The suspense and hints of supernatural forces are very reminiscent of David Lynch, but the director says it was not intentional. "In editing, we had three Post-Its on the monitor that said, 'Psycho", 'Rosemary's Baby', and 'The Exorcist'. Those three movies were our inspiration, although not so much with 'The Exorcist'."
Some may see it as the same tired old cautionary tale to "stay away from the gay porn business, it's evil", but it's much deeper than that. We get the sense that these people may not have been involved by their own choice. It may have been either their destiny to get involved or they were recruited for some sinister reason to which we never get closure.
On the surface, "Pornography" is an excellent popcorn thriller with plenty of male eye candy and high tech film technique. The issues of homosexuality and gay porn are treated matter-of-factly and the cast even includes two gay porn stars, Bret Wolfe and Brad Benton (see photo).

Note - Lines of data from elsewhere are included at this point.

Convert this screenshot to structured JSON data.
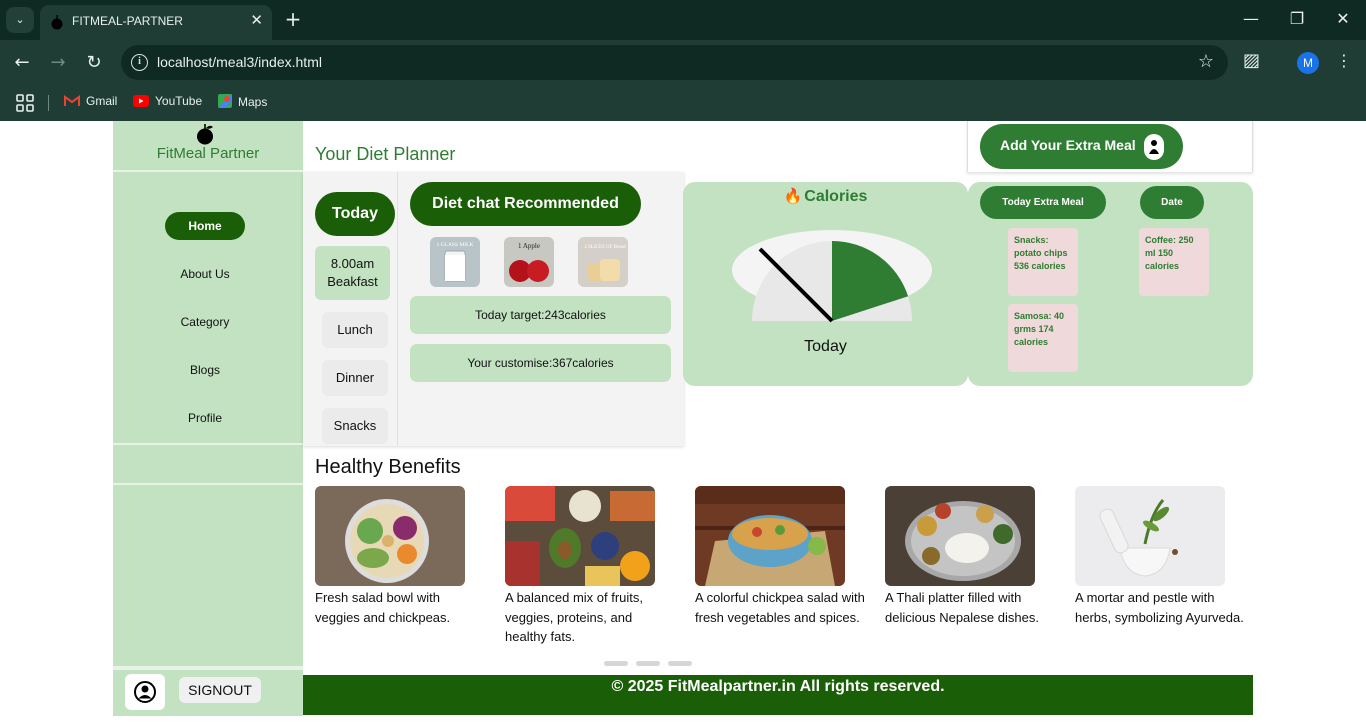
{
  "browser": {
    "tab_title": "FITMEAL-PARTNER",
    "tab_close": "✕",
    "new_tab": "+",
    "url": "localhost/meal3/index.html",
    "profile_initial": "M",
    "bookmarks": [
      "Gmail",
      "YouTube",
      "Maps"
    ]
  },
  "sidebar": {
    "brand": "FitMeal Partner",
    "nav": [
      "Home",
      "About Us",
      "Category",
      "Blogs",
      "Profile"
    ],
    "signout": "SIGNOUT"
  },
  "header": {
    "title": "Your Diet Planner",
    "extra_meal_button": "Add Your Extra Meal"
  },
  "planner": {
    "today": "Today",
    "meals": [
      "8.00am Beakfast",
      "Lunch",
      "Dinner",
      "Snacks"
    ],
    "diet_chat": "Diet chat Recommended",
    "food_labels": [
      "1 GLASS MILK",
      "1 Apple",
      "2 SLICES OF Bread"
    ],
    "target": "Today target:243calories",
    "customise": "Your customise:367calories"
  },
  "calories": {
    "title": "Calories",
    "caption": "Today",
    "fill_fraction": 0.4,
    "accent": "#2e7d32"
  },
  "extra_meal": {
    "col1_header": "Today Extra Meal",
    "col2_header": "Date",
    "notes_col1": [
      "Snacks: potato chips 536 calories",
      "Samosa: 40 grms 174 calories"
    ],
    "notes_col2": [
      "Coffee: 250 ml 150 calories"
    ]
  },
  "benefits": {
    "title": "Healthy Benefits",
    "items": [
      "Fresh salad bowl with veggies and chickpeas.",
      "A balanced mix of fruits, veggies, proteins, and healthy fats.",
      "A colorful chickpea salad with fresh vegetables and spices.",
      "A Thali platter filled with delicious Nepalese dishes.",
      "A mortar and pestle with herbs, symbolizing Ayurveda."
    ]
  },
  "footer": "© 2025 FitMealpartner.in All rights reserved.",
  "colors": {
    "brand_green": "#2e7d32",
    "dark_green": "#1b5e08",
    "mint": "#c3e2c2",
    "note_pink": "#f0d9da"
  }
}
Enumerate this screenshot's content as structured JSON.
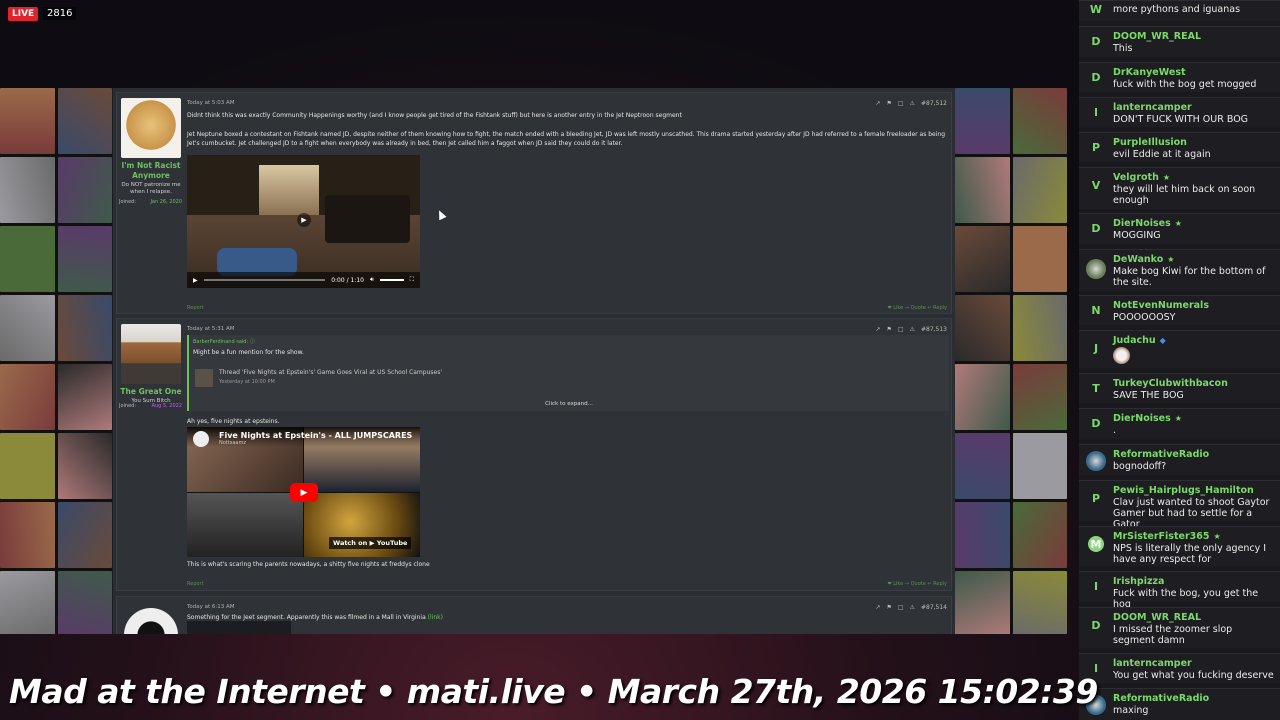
{
  "stream": {
    "live_label": "LIVE",
    "viewers": "2816"
  },
  "caption": "Mad at the Internet • mati.live • March 27th, 2026 15:02:39",
  "forum": {
    "posts": [
      {
        "time": "Today at 5:03 AM",
        "number": "#87,512",
        "author": {
          "name": "I'm Not Racist Anymore",
          "title": "Do NOT patronize me when I relapse.",
          "joined_label": "Joined:",
          "joined": "Jan 26, 2020"
        },
        "paragraphs": [
          "Didnt think this was exactly Community Happenings worthy (and I know people get tired of the Fishtank stuff) but here is another entry in the Jet Neptroon segment",
          "Jet Neptune boxed a contestant on Fishtank named JD, despite neither of them knowing how to fight, the match ended with a bleeding Jet, JD was left mostly unscathed. This drama started yesterday after JD had referred to a female freeloader as being Jet's cumbucket. Jet challenged JD to a fight when everybody was already in bed, then Jet called him a faggot when JD said they could do it later."
        ],
        "video_time": "0:00 / 1:10",
        "report": "Report",
        "actions": "❤ Like  → Quote  ↩ Reply"
      },
      {
        "time": "Today at 5:31 AM",
        "number": "#87,513",
        "author": {
          "name": "The Great One",
          "title": "You Sum Bitch",
          "joined_label": "Joined:",
          "joined": "Aug 5, 2022"
        },
        "quote_author": "BarberFerdinand said: ⓘ",
        "quote_text": "Might be a fun mention for the show.",
        "thread_link": "Thread 'Five Nights at Epstein's' Game Goes Viral at US School Campuses'",
        "thread_date": "Yesterday at 10:00 PM",
        "expand": "Click to expand...",
        "reply": "Ah yes, five nights at epsteins.",
        "yt_title": "Five Nights at Epstein's - ALL JUMPSCARES",
        "yt_channel": "Nottsaamz",
        "yt_watch": "Watch on ▶ YouTube",
        "after": "This is what's scaring the parents nowadays, a shitty five nights at freddys clone",
        "report": "Report",
        "actions": "❤ Like  → Quote  ↩ Reply"
      },
      {
        "time": "Today at 6:13 AM",
        "number": "#87,514",
        "text": "Something for the Jeet segment. Apparently this was filmed in a Mall in Virginia",
        "link": "(link)"
      }
    ]
  },
  "chat": {
    "messages": [
      {
        "badge": "W",
        "name": "",
        "text": "more pythons and iguanas"
      },
      {
        "badge": "D",
        "name": "DOOM_WR_REAL",
        "text": "This"
      },
      {
        "badge": "D",
        "name": "DrKanyeWest",
        "text": "fuck with the bog get mogged"
      },
      {
        "badge": "l",
        "name": "lanterncamper",
        "text": "DON'T FUCK WITH OUR BOG"
      },
      {
        "badge": "P",
        "name": "PurpleIllusion",
        "text": "evil Eddie at it again"
      },
      {
        "badge": "V",
        "name": "Velgroth",
        "star": "★",
        "text": "they will let him back on soon enough"
      },
      {
        "badge": "D",
        "name": "DierNoises",
        "star": "★",
        "text": "MOGGING"
      },
      {
        "badge": "",
        "name": "DeWanko",
        "star": "★",
        "text": "Make bog Kiwi for the bottom of the site."
      },
      {
        "badge": "N",
        "name": "NotEvenNumerals",
        "text": "POOOOOOSY"
      },
      {
        "badge": "J",
        "name": "Judachu",
        "star": "◆",
        "text": ""
      },
      {
        "badge": "T",
        "name": "TurkeyClubwithbacon",
        "text": "SAVE THE BOG"
      },
      {
        "badge": "D",
        "name": "DierNoises",
        "star": "★",
        "text": "."
      },
      {
        "badge": "",
        "name": "ReformativeRadio",
        "text": "bognodoff?"
      },
      {
        "badge": "P",
        "name": "Pewis_Hairplugs_Hamilton",
        "text": "Clav just wanted to shoot Gaytor Gamer but had to settle for a Gator"
      },
      {
        "badge": "M",
        "name": "MrSisterFister365",
        "star": "★",
        "text": "NPS is literally the only agency I have any respect for"
      },
      {
        "badge": "I",
        "name": "Irishpizza",
        "text": "Fuck with the bog, you get the hog"
      },
      {
        "badge": "D",
        "name": "DOOM_WR_REAL",
        "text": "I missed the zoomer slop segment damn"
      },
      {
        "badge": "l",
        "name": "lanterncamper",
        "text": "You get what you fucking deserve"
      },
      {
        "badge": "",
        "name": "ReformativeRadio",
        "text": "maxing"
      }
    ]
  }
}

There is some pretty explicit nudity and simulated sex scenes with some gorgeous men playing porn stars. During the Q&A, one of the cast was asked a very involved acting question, and his only response was, "All I know is I worked out at the gym 6 days a week for 2 months for this movie." Maybe that's why he was cast as a porn star.
A big hit at this year's Frameline LGBT Film Festival was last night's screening of "Little Joe", the biography of Joe D'allesandro, the legendary pinup boy of the 60's and 70's.
During the screening, there were a couple times the bf clutched his pearls and gasped at the beauty that was young Joe D'allesandro. Short haired, long haired, posed or natural, the camera just loved him, as well as an entire generation of gay men jerking off to his image. And best of all, Little Joe himself showed up at the screening! In fact, on the way out, he walked right past me within arm's length! I'm swooning!
Some little known facts I learned:
-Joe D'allesandro is much shorter than I thought.
-At over 60 years old, he has an excellent colorist. His hair does not look dyed at all, but obviously it is.
-He appeared in over 50 movies, mostly in Europe, and he had top billing in many of them.
-He met Andy Warhol by a friend bringing him to a party that turned out to be a filming. At the time, Andy's film making method was to sit next to the camera and read the paper while a bunch of cute boys and girls would just talk about anything they wanted. Andy would just turn the camera on or off when he felt like it. Since everything was so loose, they just grabbed cute little Joe and put him in the movie.
-Over the years, Joe continually asked Paul Morrissey, (Andy's director), why he was always asked to be naked in movies with drag queens. (Duh! Paul Morrissey is gay! That's why!)
-I knew that Joe D'allesandro had done nude modeling for Athletic Model Guild at some point, but I didn't know it actually preceded working with Warhol. I also didn't know he posed for AMG when is was only 16!
The film clip above is the movie "Flesh" which kind of explains the improv style of film making. In it, Jackie Curtis and Candy Darling are reading vintage Hollywood gossip magazines while Joe is getting a blowjob.
I am also waiting for a friend to bring me a clip of Joe D'allesandro's only hardcore gay scene. Though he denies having made a hardcore gay movie, it does exist and and I will be bringing it to you asap.